The Hindu Succession Act, 1956 is the law that was passed by the parliament of India in 1956 to amend and codify the law relating to intestate or unwilled succession, among Hindus. It applies to all those who practice the Hindu religion as well as those who fall under the term Hindu within the Indian Legal system, including Buddhists, Jains, and Sikhs. It is hailed for its consolidation of Hindu laws on succession into one Act. The Hindu woman's limited estate is abolished by the Act. Any property, possessed by a Hindu female, is to be held by her absolute property and she is given full power to deal with it and dispose of it by will as she likes. The Act was amended in 2005 by Hindu Succession (Amendment) Act, 2005.
A will or testament is a legal declaration expressing the wishes of a person, containing the names of one or more persons who are to manage his estate and provide for the transfer of his property at death. The person who prepares such a will is known as the testator. The distinction exists because if there is no will, or the will is found not to be valid, the property will be divided and transferred as per the rules of intestate succession.
A probate means a copy of the Will, certified under the seal of a competent Court with a grant of administration of the estate to the executor of the testator. It is the official evidence of an executor's authority. After the death of the person concerned, a proceeding may be initiated in court to determine the validity of the will that the testator may have created, known as a probate proceeding, which will satisfy the legal requirements. In most cases, during probate, at least one witness is called upon to testify or sign a "proof of witness" affidavit. If the will is ruled invalid in probate, then inheritance will occur under the laws of intestacy as if a will were never drafted.
For executing the Will the person must be fully competent, as much as he should not be a minor and should not person of unsound mind. The Will has to be in writing and has to state that the person executing the same is making it out of his own free will and in a sound disposing state of mind. It has to be signed by the executor of the Will and has to be attested by two witnesses atleast.

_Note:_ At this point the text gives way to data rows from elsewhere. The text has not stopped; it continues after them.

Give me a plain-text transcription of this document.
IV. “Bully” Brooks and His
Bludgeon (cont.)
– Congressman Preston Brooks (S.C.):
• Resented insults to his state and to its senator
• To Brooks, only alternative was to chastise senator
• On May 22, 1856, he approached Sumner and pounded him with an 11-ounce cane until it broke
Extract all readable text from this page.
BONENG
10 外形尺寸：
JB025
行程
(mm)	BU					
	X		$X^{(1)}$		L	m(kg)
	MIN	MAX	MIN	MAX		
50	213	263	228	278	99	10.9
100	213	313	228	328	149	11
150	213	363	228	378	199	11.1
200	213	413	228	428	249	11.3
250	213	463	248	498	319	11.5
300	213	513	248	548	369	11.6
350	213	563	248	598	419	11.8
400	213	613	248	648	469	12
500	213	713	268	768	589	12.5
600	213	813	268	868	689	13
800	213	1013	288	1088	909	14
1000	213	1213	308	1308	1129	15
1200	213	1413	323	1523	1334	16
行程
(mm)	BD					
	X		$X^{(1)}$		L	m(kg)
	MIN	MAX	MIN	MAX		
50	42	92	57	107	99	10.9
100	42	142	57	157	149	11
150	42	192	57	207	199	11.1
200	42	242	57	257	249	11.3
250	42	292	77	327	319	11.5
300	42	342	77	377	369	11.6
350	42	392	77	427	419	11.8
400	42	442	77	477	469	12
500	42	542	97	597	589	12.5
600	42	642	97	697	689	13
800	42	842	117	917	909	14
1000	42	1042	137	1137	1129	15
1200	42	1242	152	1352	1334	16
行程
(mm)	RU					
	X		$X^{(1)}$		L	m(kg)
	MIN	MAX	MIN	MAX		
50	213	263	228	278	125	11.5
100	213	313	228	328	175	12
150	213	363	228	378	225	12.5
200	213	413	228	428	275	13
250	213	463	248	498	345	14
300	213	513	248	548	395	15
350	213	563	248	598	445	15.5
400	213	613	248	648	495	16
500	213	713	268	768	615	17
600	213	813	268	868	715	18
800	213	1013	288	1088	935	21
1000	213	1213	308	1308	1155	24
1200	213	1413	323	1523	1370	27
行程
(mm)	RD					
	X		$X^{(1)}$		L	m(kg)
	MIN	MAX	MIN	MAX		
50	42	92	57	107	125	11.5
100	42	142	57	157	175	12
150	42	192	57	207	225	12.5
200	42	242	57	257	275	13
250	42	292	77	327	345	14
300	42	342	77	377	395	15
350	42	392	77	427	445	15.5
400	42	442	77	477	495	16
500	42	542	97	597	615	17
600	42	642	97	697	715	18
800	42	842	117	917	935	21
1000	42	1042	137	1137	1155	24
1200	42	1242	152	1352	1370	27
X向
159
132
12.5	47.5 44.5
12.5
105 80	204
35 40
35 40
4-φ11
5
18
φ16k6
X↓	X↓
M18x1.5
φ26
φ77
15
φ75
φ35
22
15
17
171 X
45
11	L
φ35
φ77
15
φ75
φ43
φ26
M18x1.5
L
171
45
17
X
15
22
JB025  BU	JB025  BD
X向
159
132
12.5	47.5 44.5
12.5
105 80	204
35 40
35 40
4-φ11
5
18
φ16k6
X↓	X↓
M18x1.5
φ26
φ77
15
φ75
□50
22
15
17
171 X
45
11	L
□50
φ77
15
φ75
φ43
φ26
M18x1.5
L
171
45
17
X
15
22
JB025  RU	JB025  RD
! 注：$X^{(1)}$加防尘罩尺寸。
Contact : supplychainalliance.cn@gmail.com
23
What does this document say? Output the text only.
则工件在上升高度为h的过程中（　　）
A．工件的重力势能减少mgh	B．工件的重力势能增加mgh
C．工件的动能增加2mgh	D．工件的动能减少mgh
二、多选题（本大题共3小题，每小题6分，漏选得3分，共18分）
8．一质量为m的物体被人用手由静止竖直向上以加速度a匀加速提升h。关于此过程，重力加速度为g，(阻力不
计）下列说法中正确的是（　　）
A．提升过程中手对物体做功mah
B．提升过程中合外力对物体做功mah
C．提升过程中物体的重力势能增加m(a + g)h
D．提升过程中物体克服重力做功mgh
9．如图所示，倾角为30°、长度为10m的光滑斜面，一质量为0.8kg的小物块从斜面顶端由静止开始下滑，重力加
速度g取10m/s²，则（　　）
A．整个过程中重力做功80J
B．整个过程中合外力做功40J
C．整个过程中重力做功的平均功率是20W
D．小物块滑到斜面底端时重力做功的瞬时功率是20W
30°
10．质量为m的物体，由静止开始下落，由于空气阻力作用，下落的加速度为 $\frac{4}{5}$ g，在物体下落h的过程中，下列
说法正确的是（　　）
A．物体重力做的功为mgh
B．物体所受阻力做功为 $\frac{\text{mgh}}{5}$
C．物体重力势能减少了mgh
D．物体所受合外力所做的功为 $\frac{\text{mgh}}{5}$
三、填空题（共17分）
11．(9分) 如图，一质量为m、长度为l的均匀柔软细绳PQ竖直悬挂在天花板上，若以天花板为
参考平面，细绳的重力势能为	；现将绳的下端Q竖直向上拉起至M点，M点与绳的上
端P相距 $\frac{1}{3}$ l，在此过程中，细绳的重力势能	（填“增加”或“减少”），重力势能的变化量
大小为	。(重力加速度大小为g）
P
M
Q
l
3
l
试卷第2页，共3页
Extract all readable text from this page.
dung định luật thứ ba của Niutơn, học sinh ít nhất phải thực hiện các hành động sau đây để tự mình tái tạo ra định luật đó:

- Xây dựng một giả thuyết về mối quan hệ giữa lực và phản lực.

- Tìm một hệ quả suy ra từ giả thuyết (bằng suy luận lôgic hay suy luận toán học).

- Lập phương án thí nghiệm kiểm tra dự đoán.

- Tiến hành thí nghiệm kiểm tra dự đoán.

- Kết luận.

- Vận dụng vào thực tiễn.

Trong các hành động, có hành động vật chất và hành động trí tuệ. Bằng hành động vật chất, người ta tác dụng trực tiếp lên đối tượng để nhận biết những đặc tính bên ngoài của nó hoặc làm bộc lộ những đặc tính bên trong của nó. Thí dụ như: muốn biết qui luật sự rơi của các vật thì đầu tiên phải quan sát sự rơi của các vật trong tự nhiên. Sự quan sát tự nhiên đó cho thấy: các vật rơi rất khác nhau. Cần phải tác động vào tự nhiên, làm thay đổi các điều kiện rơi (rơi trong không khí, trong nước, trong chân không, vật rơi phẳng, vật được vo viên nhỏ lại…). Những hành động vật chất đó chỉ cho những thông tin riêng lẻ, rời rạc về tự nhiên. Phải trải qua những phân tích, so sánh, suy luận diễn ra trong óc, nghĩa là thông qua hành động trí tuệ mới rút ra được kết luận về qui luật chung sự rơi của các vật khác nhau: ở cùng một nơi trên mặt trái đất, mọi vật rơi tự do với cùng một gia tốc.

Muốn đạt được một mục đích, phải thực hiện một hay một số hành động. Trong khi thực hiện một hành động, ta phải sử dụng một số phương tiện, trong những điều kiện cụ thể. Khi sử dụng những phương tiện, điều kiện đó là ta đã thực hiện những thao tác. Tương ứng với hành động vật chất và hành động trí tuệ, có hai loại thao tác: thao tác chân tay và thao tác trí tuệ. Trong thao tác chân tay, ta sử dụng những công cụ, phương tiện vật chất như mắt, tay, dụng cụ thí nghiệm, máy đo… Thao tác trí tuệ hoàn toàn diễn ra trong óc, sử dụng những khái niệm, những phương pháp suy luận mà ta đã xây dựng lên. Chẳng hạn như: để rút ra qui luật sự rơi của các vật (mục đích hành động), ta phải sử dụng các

Effect of grant of probates: A probate granted by a competent court is proof of the validity of the will, and the right of the executor named in the Will to represent the estate of the deceased. However, it only establishes the legal character of the Will and the executor and in no way decides upon the manner of distribution of the property, and does not even determine whether the property referred to is in existence.
This law of succession provides for the method of distribution of property (known as devolution) in case the deceased passes away without leaving behind a Will. Dying without leaving behind a will is known as dying intestate.
As a general principle whenever a Hindu died intestate then a legal presumption comes in to force that the property get vested in to legal heir automatically and it belongs to Joint Hindu Family. Hindu Law has four schedule or categories of Legal heirs. First category are direct relatives, second category is second line relative and third category is of agnate that is relatives from father side and forth categories are cognates that is relatives of mother side.
If any Hindu dies intestate and without any relatives as discussed above then the property get vested with the State Government under due procedure of Law.
There is no concept of ancestral property or rights by birth in Islamic law.
Muslim law recognises that persons may leave behind a will, but a will (unless ratified by all the heirs of the person leaving behind the will) is valid only to the extent of one-third of the deceased's property. Insofar as it is valid, it is governed by the regular laws applicable to wills in India.
-A Muslim wife cannot be dispossessed.
-Even though she has to share with other wives if there is more than one wife.
-The widow gets a definite share.
-Mohammedan Law gives the male heirs, the sons, twice the share of the daughters
Residuaries: The residuaries are those who are entitled to the estate, if any, left after the sharers have received their respective shares. Of course, this is only a broad rule and there are several just and equitable exceptions to this rule.
Failing any Sharers or Residuaries, the next level of relations who would succeed to the estate of a deceased Muslim male or female, are a class of persons known as Distant Kindred.
Before making a claim to any property left by the deceased, one need to make sure that there are no debts outstanding, in which case they would need to be cleared before any division of the property can be thought of. All the heirs would have to first agree to chalk out a strategy to clear the debt.
In case there is ambiguity in the will, and it does not match accurately with the total existing assets mentioned in it, legal advice must be sought while arriving at any kind of settlement. Lack of clarity in the will can lead to serious legal complications at a later stage, which can be avoided by working in the right direction in the beginning itself.
Once the legal ownership of the property for that heir is confirmed, the next logical step is to apply for mutation of the house to local municipal authority.
It is essential to know that mutation only helps in updating the records of the government and in no way confirms ownership. However it is an essential step in cementing your ownership on the property.
A no-objection certificate from the other heirs is also required in case of multiple heirs. Any challenge to this application for mutation will be referred to the sub divisional magistrate. However, the appeal for dispute must be within 30 days of the mutation order. In case of multiple legal heirs to the property the mutation document would bear the names of all the heirs.
Once these legal formalities are over then the heir is at liberty to either reside in it or rent it out. He can even sell off the property as he is the sole owner of the house. In case of multiple heirs to the house, it is advisable to mark the division of property among them right at the time of mutation to avoid subsequent complications.